On February 2, Trent University’s History Department gathered for its third annual "A Day in History" event featuring the latest research conducted by professors in the department.

Covering a wide spectrum of topics and timeframes, several of the presentations this year nonetheless revealed an interesting thematic convergence: the various forms of power wielded by women throughout history, both formal and informal.

Beginning with Professor Fiona Harris Stoertz’s paper on fosterage during the high Middle Ages, the role of girls and boys in cementing inter-family loyalties among the ruling classes was explored from new angles. She argued that the medieval practice of sending young children to be raised by other noble families as a gesture of political allegiance should not be exclusively interpreted as evidence of parental neglect and abandonment. In fact, often it resulted i n close relationships between foster parents and their charges. Young girls in particular were expected to learn the languages, cultures and ways of their foster families as this preparation was crucial to their influential role over their husbands when married.

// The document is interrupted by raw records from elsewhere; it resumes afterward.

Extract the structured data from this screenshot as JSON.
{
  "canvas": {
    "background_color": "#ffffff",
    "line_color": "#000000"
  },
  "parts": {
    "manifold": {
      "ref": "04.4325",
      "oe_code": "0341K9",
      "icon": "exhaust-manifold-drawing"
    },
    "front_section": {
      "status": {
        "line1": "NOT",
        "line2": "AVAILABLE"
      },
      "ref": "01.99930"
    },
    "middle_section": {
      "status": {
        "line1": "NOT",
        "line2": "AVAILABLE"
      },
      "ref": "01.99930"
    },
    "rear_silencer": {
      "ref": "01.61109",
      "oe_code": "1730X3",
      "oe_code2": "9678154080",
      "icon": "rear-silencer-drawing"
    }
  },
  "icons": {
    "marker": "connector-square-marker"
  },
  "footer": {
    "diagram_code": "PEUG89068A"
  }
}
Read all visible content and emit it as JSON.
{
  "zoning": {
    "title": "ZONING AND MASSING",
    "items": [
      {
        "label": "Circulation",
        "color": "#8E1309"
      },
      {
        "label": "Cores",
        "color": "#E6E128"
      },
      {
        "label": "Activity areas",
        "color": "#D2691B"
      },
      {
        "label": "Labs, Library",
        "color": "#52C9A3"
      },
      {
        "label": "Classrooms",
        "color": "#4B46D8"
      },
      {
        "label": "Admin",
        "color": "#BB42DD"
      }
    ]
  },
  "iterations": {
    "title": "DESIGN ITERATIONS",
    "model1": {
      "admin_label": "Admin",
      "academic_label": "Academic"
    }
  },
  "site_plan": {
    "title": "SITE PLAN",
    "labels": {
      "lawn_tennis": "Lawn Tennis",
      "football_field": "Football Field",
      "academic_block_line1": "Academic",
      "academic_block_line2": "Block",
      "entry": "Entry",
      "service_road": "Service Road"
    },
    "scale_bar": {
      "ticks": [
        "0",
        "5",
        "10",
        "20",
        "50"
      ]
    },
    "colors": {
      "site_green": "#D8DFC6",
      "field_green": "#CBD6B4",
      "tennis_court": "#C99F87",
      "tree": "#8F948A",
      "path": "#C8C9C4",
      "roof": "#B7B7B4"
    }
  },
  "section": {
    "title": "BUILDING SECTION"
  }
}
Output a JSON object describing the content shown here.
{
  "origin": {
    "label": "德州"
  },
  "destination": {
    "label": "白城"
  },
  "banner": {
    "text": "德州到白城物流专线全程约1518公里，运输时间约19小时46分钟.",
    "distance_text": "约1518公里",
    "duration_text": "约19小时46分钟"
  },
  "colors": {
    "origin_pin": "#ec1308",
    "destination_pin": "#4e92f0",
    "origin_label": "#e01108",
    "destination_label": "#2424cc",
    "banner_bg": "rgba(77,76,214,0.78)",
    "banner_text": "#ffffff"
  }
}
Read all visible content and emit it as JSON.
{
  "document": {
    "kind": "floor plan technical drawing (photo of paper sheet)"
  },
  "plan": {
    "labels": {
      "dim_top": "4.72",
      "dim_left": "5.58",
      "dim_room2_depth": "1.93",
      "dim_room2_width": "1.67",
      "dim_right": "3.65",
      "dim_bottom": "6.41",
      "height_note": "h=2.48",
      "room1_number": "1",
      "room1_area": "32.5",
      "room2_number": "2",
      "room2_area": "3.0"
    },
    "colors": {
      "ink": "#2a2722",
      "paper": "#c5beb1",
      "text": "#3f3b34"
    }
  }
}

Professor Ivana Elbl gave a lively presentation about the life of Dona Beatriz de Meneses, a Portuguese noblewomen from the 15th century. Dona Beatriz’ ability to amass considerable personal wealth and maintain her independence revealed strategies available to upper class women to gain social power within the ruling elite. Interestingly, Prof. Elbl’s research also illuminated the formal legislative structures of the day that protected women’s property rights and how as landowners women were able to develop into skilled administrators.

Complementing this theme of women’s ability to find and exploit power mechanisms within patriarchal societies was Professor Jeannine Hurl-Eamon’s lecture describing the subsistence strategies of military wives during the 18th century. By uncovering the variety of methods these women used to earn extra income, such as oyster selling, pawning objects and working as laundresses, Prof. Hurl-Eamon stressed the importance of looking at military wives more as agents of survival than simply as passive victims dependent on their husbands.

The important "behind the scenes" political role of Susan Anne Howe (wife of Joseph Howe, Nova Scotia’s Father of Confederation) was discussed by Professor Carmen Varty. Following a thorough examination of the Howe’s correspondences to one another, Prof. Varty revealed women’s significant participation in political life and also how men’s emotions affected their political actions. According to Prof. Varty, the lack of recognition given to Mrs. Howe’s active contributions to Canada’s political formation through her husband betrays the intrinsically masculinist nature of the public sphere, as compared to the private.

Rounding out the event were two more politically-oriented presentations. Having just successfully defended his Ph.D thesis days earlier, Professor Ismael Montana spoke about on the 1846 emancipation decree of Tunisia, followed by Professor David Sheinin’ s presentation on the role of the nuclear sector in 20th century Argentina.

Robust exchanges between faculty, students and guests characterized the day, reflecting the best of Trent’s close-knit learning environment.